Recall from the Hilbert Bases (Orthonormal Bases) for Hilbert Spaces page that if $H$ is a Hilbert space then a sequence $(x_n)_{n=1}^{\infty}$ of orthonormal points in $H$ is said to be a Hilbert basis (or orthogonal basis) of $H$ if every $y \in H$ can be written as:

(1)
\begin{align} \quad y = \sum_{n=1}^{\infty} \langle y, x_n \rangle x_n \end{align}

We will now state and prove Parseval's identity for Hilbert spaces. The result is very similar to Bessel's inequality but is stronger.

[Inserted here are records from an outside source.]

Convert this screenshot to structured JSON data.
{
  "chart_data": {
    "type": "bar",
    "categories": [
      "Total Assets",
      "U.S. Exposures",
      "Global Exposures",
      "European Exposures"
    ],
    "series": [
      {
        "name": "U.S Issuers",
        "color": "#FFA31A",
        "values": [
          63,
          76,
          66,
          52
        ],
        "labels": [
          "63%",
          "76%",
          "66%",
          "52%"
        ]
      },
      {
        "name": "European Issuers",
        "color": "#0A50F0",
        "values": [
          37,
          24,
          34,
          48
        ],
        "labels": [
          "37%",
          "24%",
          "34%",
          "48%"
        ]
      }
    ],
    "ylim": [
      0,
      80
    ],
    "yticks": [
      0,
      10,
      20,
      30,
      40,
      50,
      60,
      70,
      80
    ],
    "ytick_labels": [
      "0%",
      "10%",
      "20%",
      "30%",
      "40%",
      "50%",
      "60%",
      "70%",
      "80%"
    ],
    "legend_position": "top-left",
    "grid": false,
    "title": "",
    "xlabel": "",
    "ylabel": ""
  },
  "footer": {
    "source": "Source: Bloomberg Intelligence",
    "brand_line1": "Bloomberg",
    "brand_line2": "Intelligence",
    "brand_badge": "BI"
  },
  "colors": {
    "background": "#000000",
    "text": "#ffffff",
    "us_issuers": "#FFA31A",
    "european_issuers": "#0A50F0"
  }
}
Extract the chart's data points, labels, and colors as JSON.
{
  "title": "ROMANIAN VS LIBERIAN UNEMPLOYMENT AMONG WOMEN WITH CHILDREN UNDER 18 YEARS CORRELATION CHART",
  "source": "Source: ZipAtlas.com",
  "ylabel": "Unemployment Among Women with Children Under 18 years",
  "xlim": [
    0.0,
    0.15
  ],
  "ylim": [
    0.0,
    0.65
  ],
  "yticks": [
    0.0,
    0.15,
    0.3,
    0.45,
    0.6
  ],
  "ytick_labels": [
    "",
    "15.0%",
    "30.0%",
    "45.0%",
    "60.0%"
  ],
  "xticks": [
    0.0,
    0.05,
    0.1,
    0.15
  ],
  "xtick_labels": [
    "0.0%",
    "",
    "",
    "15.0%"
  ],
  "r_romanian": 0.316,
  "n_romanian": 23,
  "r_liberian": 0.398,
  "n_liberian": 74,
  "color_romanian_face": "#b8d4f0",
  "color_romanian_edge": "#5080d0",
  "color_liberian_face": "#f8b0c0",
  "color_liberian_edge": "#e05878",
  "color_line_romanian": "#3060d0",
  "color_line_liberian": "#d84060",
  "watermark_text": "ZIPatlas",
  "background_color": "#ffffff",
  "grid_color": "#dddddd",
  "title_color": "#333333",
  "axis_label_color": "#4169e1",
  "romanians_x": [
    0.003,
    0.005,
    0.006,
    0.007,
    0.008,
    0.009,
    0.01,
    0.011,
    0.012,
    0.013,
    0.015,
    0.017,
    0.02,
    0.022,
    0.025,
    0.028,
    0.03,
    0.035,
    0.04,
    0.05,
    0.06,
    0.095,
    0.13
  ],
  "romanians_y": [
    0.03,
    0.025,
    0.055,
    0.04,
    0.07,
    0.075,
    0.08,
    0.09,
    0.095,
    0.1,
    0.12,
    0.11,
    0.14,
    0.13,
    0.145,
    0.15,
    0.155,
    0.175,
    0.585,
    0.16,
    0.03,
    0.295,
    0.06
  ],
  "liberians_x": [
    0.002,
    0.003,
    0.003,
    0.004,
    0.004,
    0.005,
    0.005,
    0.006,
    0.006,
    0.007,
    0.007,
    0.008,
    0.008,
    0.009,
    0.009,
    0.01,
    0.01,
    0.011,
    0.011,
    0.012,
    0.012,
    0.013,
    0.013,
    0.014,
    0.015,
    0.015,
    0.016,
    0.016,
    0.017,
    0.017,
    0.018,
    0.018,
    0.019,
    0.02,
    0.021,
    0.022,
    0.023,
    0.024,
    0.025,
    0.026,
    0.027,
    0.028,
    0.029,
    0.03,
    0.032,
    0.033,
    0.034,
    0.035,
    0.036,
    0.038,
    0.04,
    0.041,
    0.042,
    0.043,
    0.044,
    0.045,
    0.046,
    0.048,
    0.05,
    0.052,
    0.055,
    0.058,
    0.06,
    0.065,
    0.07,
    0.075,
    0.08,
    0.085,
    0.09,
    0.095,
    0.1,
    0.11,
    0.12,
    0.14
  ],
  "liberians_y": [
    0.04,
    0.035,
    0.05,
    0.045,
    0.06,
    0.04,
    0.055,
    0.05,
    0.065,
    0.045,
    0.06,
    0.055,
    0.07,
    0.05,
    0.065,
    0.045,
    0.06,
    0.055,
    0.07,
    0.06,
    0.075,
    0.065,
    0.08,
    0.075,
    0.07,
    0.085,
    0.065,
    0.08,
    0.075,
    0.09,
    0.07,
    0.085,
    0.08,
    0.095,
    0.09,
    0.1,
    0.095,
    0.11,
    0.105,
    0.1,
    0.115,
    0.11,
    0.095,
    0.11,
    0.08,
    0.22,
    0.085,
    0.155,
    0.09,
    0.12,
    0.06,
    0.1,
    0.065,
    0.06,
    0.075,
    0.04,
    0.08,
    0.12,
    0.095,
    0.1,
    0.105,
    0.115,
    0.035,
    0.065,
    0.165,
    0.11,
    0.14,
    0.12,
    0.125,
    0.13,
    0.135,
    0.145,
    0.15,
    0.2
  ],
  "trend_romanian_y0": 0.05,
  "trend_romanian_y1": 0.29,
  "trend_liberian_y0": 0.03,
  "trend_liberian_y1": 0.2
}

 Theorem 1 (Parseval's Identity for Hilbert Spaces): Let $H$ be a Hilbert space and let $(x_n)_{n=1}^{\infty}$ be a Hilbert basis of $H$. Then for every $y \in H$, $\displaystyle{\sum_{n=1}^{\infty} |\langle y, x_n \rangle|^2 = \| y \|^2}$.
• Proof: Let $y \in H$. From the theorem on the Bessel's Inequality for Inner Product Spaces page we have that the series $\displaystyle{\sum_{n=1}^{\infty} |\langle y, x_n \rangle|^2 \leq \| y \|^2}$ and so the series converges.
• By the theorem on the Convergence Criterion for Series in Hilbert Spaces page we also have that the series $\displaystyle{\sum_{n=1}^{\infty} \langle y, x_n \rangle x_n}$ converges to some $z \in H$, and since $(x_n)_{n=1}^{\infty}$ is a Hilbert basis we have that:
(2)
\begin{align} \quad y = \sum_{n=1}^{\infty} \langle y, x_n \rangle x_n \end{align}
(3)
\begin{align} \quad \| y \|^2 = \biggr \| \lim_{N \to \infty} \sum_{n=1}^{N} \langle y, x_n \rangle x_n \biggr \|^2 = \lim_{N \to \infty} \biggr \| \sum_{n=1}^{N} \langle y, x_n \rangle x_n \biggr \|^2 = \lim_{N \to \infty} \sum_{n=1}^{N} |\langle y, x_n \rangle|^2 = \sum_{n=1}^{\infty} |\langle y, x_n \rangle|^2 \quad \blacksquare \end{align}